In this case, the prompt is tweaked to instruct the LLM to return only the word true if the outputs are semantically equivalent and only return the word false if they are not. This now makes the output deterministic, and we can then convert the text result to a boolean value and assert on it in a unit test.
We can now run a series of manual tests with known inputs, use human-in-the-loop (a new, fancy expression for getting people to check the output of an LLM) to validate the results, and then feed those known inputs and human-validated output into our unit tests.
LLM selection, system prompts, and other tips
Just like building AI apps, we need to put some thought into the AI setup for our unit tests as well. Here are some tips to try; you will need to try these and iterate, and like LLMs, even these tips are non-deterministic!
LLM selection
What LLM should we use for our unit tests? This is the time to use the best LLM you can. Ideally, you will run the unit test less often than your production code, so using a more expensive LLM will give you better test results at hopefully not too high a cost. Leverage these tests to validate if you can move to a cheaper LLM, and use the best LLM to ensure your validations are optimal.

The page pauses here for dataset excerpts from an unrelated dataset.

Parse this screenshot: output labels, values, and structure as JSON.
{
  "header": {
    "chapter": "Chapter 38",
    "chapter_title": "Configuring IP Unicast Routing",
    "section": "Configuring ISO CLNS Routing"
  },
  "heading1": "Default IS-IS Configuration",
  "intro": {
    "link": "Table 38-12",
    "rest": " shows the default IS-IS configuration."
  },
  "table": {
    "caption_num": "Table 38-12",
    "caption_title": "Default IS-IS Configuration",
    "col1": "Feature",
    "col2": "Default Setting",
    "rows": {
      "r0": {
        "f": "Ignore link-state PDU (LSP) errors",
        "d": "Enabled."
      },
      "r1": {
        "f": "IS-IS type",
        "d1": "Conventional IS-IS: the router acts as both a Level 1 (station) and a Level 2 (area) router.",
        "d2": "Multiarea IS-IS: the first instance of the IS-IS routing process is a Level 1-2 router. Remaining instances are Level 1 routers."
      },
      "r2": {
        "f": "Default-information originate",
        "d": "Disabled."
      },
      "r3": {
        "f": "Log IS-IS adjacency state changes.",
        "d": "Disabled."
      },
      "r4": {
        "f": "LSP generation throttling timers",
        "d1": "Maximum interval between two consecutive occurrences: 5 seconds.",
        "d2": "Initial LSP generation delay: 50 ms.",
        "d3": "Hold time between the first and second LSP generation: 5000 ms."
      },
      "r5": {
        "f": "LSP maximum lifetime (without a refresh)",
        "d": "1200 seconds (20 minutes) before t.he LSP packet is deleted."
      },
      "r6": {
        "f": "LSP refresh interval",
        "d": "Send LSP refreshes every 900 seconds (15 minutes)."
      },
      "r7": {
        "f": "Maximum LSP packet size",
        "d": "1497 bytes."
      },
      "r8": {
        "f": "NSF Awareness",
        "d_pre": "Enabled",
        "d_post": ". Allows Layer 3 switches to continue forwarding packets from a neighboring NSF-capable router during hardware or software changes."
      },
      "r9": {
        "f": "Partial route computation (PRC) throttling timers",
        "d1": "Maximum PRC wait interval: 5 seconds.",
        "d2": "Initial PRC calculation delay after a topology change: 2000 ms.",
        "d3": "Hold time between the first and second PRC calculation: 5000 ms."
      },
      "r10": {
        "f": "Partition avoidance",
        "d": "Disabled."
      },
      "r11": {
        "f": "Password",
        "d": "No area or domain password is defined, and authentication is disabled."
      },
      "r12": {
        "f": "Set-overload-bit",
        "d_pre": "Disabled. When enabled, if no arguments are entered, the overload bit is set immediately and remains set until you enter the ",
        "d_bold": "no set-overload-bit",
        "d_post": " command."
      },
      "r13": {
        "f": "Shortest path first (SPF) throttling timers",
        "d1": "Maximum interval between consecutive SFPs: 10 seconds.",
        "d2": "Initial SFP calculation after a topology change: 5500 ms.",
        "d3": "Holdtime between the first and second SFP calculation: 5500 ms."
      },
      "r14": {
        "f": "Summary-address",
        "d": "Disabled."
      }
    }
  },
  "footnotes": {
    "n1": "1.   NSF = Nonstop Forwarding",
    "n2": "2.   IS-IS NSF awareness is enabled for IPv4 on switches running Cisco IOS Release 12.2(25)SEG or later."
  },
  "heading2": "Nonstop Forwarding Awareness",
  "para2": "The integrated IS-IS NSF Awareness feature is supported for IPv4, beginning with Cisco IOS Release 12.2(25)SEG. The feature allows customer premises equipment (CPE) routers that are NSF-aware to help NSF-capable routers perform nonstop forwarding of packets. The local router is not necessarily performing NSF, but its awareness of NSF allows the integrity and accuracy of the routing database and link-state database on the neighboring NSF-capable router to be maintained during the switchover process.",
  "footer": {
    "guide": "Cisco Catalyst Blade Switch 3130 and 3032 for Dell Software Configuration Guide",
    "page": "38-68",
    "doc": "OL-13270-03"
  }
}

You can also use multiple LLMs as a means of cross-checking. For example, use GPT-4o in your app and Claude and Gemini in your unit tests to validate the outputs. Then, depending on your scenario, you can fail the test if one LLM reports a fail or only if both report a fail.
System prompt
In the example above, the guidance on what to return was provided in the main prompt for illustration purposes. Ideally, you should embed all this in the system prompt. Put some time into building out a system prompt that not only forces the results to be true or false - or whatever you need for a deterministic output. Also, guidance should be provided to ensure the comparison between expected and actual data is valid. If you have non-standard terms that mean the same thing, provide this information to the system prompt.

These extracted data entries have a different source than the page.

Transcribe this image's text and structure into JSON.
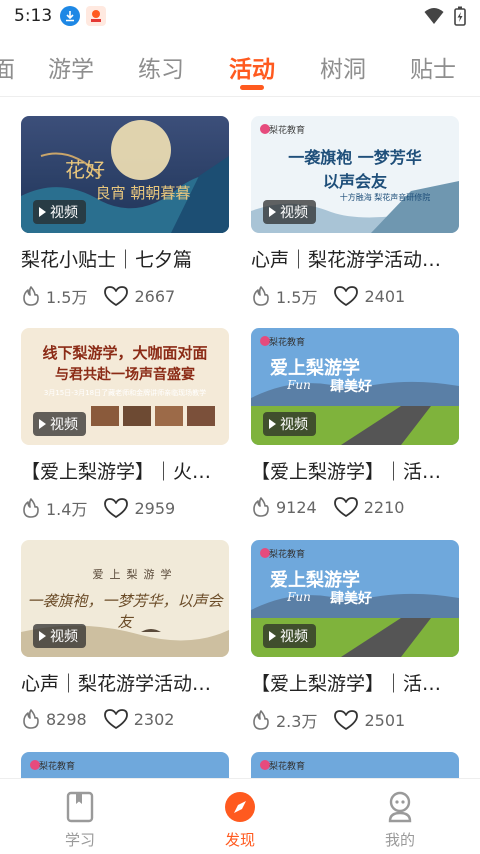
{
  "status_bar": {
    "time": "5:13",
    "icons": [
      "download-icon",
      "app-badge-icon",
      "wifi-icon",
      "battery-icon"
    ]
  },
  "tabs": [
    {
      "label": "面",
      "active": false
    },
    {
      "label": "游学",
      "active": false
    },
    {
      "label": "练习",
      "active": false
    },
    {
      "label": "活动",
      "active": true
    },
    {
      "label": "树洞",
      "active": false
    },
    {
      "label": "贴士",
      "active": false
    }
  ],
  "colors": {
    "accent": "#ff5a1f",
    "inactive_tab": "#8e8e8e",
    "text": "#222222",
    "meta": "#666666"
  },
  "cards": [
    {
      "thumb_text": [
        "花好",
        "良宵 朝朝暮暮"
      ],
      "brand": "",
      "badge": "视频",
      "title": "梨花小贴士｜七夕篇",
      "views": "1.5万",
      "likes": "2667"
    },
    {
      "thumb_text": [
        "一袭旗袍 一梦芳华",
        "以声会友",
        "十方融海 梨花声音研修院"
      ],
      "brand": "梨花教育",
      "badge": "视频",
      "title": "心声｜梨花游学活动…",
      "views": "1.5万",
      "likes": "2401"
    },
    {
      "thumb_text": [
        "线下梨游学，大咖面对面",
        "与君共赴一场声音盛宴",
        "3月15日-3月18日了藏老师和金牌讲师亲临现场教学"
      ],
      "brand": "",
      "badge": "视频",
      "title": "【爱上梨游学】｜火…",
      "views": "1.4万",
      "likes": "2959"
    },
    {
      "thumb_text": [
        "爱上梨游学",
        "Fun",
        "肆美好"
      ],
      "brand": "梨花教育",
      "badge": "视频",
      "title": "【爱上梨游学】｜活…",
      "views": "9124",
      "likes": "2210"
    },
    {
      "thumb_text": [
        "爱上梨游学",
        "一袭旗袍，一梦芳华，以声会友"
      ],
      "brand": "",
      "badge": "视频",
      "title": "心声｜梨花游学活动…",
      "views": "8298",
      "likes": "2302"
    },
    {
      "thumb_text": [
        "爱上梨游学",
        "Fun",
        "肆美好"
      ],
      "brand": "梨花教育",
      "badge": "视频",
      "title": "【爱上梨游学】｜活…",
      "views": "2.3万",
      "likes": "2501"
    },
    {
      "thumb_text": [],
      "brand": "梨花教育",
      "badge": "",
      "title": "",
      "views": "",
      "likes": ""
    },
    {
      "thumb_text": [],
      "brand": "梨花教育",
      "badge": "",
      "title": "",
      "views": "",
      "likes": ""
    }
  ],
  "bottom_nav": [
    {
      "label": "学习",
      "icon": "book-icon",
      "active": false
    },
    {
      "label": "发现",
      "icon": "compass-icon",
      "active": true
    },
    {
      "label": "我的",
      "icon": "profile-icon",
      "active": false
    }
  ]
}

Run the check multiple times
Despite all your best system prompts, sometimes the LLM just does its own thing. You can ask it only to return true or false, and get a response like:
Sure, I’ll only return true
true.
The workaround for this is if you cannot parse the response into the format needed, then re-run the test a few times until it does. If you still don’t get a good result after 3-5 attempts, fail the test, but log all the responses! Logging these will help you adjust the system prompt to avoid this happening again.
You can also run multiple times, even if the response is as expected, as extra validation to reduce any randomness in the responses. Then, depending on your scenario, pass the test if all attempts pass, or a majority, or even if it passes just once.
Get the temperature right
When calling an LLM, there is a temperature setting that adjusts the output from predictable to creative. For boring things like “Convert this table to JSON,” you want the temperature way down to get predictable output. You want to turn this up for more creative tasks like help writing a story.
When unit testing, we want to be boring and predictable, so we keep this down. Most LLMs have a temperature range of 0-1, and some have 0-2, with lower numbers giving more predictability. Try your unit tests with lower temperatures to get the results you need.
Conclusion
Despite the challenges of the non-deterministic nature of LLMs, as an AI engineer, you can still automate the testing of your AI apps by leveraging LLMs to validate your tests. Despite the amount of work to get this set up–multiple iterations of choosing the LLM, tweaking the system prompt and the like, the results are well worth it to have improved confidence in the quality of your code.